Тут недавно в фейсбуке всплыла фотография сорокалетней давности, где Додин вместе с Аркадием Кацманом в окружении своего первого выпуска 1979 года: юный Игорь Скляр, ликующая Наталья Акимова, задумчивый Сергей Бехтерев... Сам Додин еще молодой, чернявый, жгучий, похожий разом на всех молодых интеллигентов тех лет. Тут для таких, как он, не было других перспектив, кроме как пить горькую и прозябать на нищих ставках мэнээсов в ожидании, когда старичье перемрет и, может, тогда какие-то места освободятся. Но Додин никуда тогда не уехал. Он даже в Москву не стал перебираться по примеру своих ленинградских коллег — С. Юрского, Г. Яновской, К. Гинкаса. Хотя возможности были. Так и остался в своем городе, «знакомом до слез». С его вечным льдом и непреклонной строгостью, с этой северной чухонской непроницаемостью и как бы даже подчёркнутым равнодушием к любым лицедейским шалостям и забавам. В Питере, как ни в каком другом месте на земле, чувствуешь непреходящую тоску по имперскому параду, по балетной выправке и безупречным линиям. Питер — это беломраморный зал Филармонии, где худой как смерть Игорь Мравинский дирижирует великой музыкой. Это бестелесные тени белой ночи из третьего акта «Баядерки», это рвущий душу голос Иннокентия Михайловича Смоктуновского в «Идиоте»: «Вы что ее ножичком, ножичком?» Кем надо быть, чтобы вписаться в этот ряд? Как не потеряться среди всех этих питерских колоссов и колонн? Как выдержать соперничество с первым и лучшим театром страны, располагающимся всего в 15 минутах ходьбы от Малого драматического? И вообще, что такое быть Малым, когда есть Большой, когда есть Г. А. Товстоногов?

Фото: В.Захарьева
Фото: В.Захарьева

Лев Абрамович сам мне рассказывал, что первое его театральное впечатление-потрясение было пережито в БДТ на «Пяти вечерах», куда привела его мама. Места у них были в самом последнем ряду. И видно было не очень. То есть почти ничего. И он, словно под гипнозом, взобрался на спинку кресла, благо никого сзади не было. Так и просидел весь спектакль, как на жердочке, очнувшись, только когда волна аплодисментов подняла на ноги всех зрителей.

Через много лет Товстоногов сразу распознает опасность, которая таилась в лице застенчивого бородача в очках. Для начала он сам пригласит его к себе в БДТ, в знаменитый кабинет с белыми кожаными креслами. Учтиво поинтересуется планами, угостит сигаретами Marlboro, зорко приглядываясь сквозь дымчатые стекла очков. Он тогда вычислял, прикидывал, подойдет ли новый кандидат на роль кронпринца? Он же думал, не мог не думать о своем наследнике. Тогда сговорились на Достоевском.
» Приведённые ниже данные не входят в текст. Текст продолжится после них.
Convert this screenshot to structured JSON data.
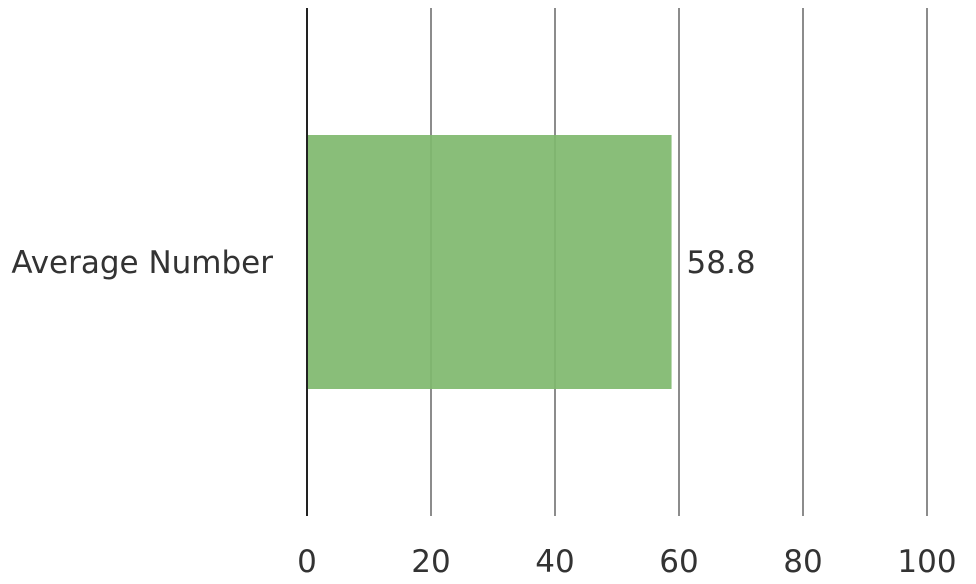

А потом была «Кроткая» с Олегом Борисовым и Натальей Акимовой. И стало понятно, что продолжение романа не получится. Спустя сорок лет я буду стоять в Музее БДТ перед витриной с цилиндром и сюртуком Борисова, и сам Эдуард Степанович Кочергин, старый человек, народный художник СССР, все повидавший, всех переживший, будет восклицать рядом: «Это был великий спектакль! Понимаете, великий!» И даже что-то похожее на слезы заблестит в его голубых, холодных, никогда не плачущих глазах. Ну как это было Товстоногову стерпеть, как простить?

Вообще Додин и успех — особая и болезненная тема для Петербурга. Проще всего объяснить это лютой завистью: ни у кого ничего не получилось в те годы, а ему удалось создать свой Театр. Все ждут подачек от Минкульта и жалуются на судьбу, а Додин — никогда. И все его спектакли — нарасхват. Бесконечные заграничные гастроли, и не по каким-то затрапезным дырам, а по главным театральным столицам и фестивалям мира. А там и разные награды пошли, и статус «Театра Европы», которого до сих пор нет ни у одного российского театра. Как это ему удалось?
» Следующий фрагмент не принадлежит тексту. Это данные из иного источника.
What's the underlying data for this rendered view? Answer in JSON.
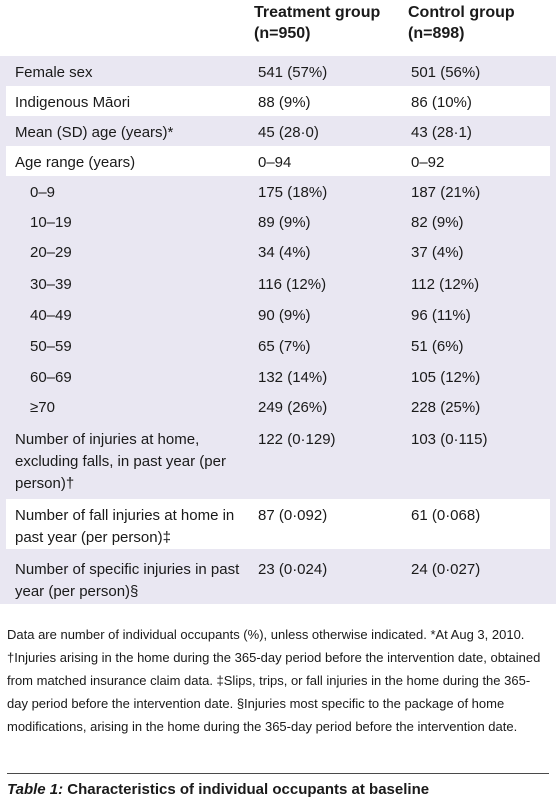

И в чем только его не обвиняли? И в непомерном хронометраже спектаклей («Бесы» шли восемь часов, «Братья и сестры» — шесть), и в излишнем натурализме, и в обилии наготы на сцене, и в невыносимом прессинге режиссерского метода, который не выдерживала слабая актерская психика. Все шло в ход, чтобы развенчать миф о МДТ, все сгодилось, включая даже больничные листы его артистов. Главное было убедить себя и всех, что спектакли Додина — сплошная физиология и надрыв, противоречащие сути русского театра. Конечно, сам режиссер не снисходил до полемики, но горький осадок недоброжелательства оставался в его отношениях с питерской критикой еще долго.

Конечно, не стоит сводить все к одной только зависти и ревности, непременным спутникам успеха. Тут было и другое. По российским меркам, настоящим гениям полагается страдать, бедствовать и бороться с «кровавым режимом», а тут сплошное преуспевание, Госпремия, отели пять звезд. Гению надо быть блаженным и немного не от мира сего, а тут — западная прагматичность, дорогие бархатные пиджаки, насмешливый ум, вежливая отстраненность. А еще культ хорошо сделанного спектакля, сработанного надолго, предусмотрительно рассчитанного на многолетний прокат и беспрерывные гастрольные маршруты, как последняя модель Mercedes. Это тоже почему-то особенно раздражало недоброжелателей.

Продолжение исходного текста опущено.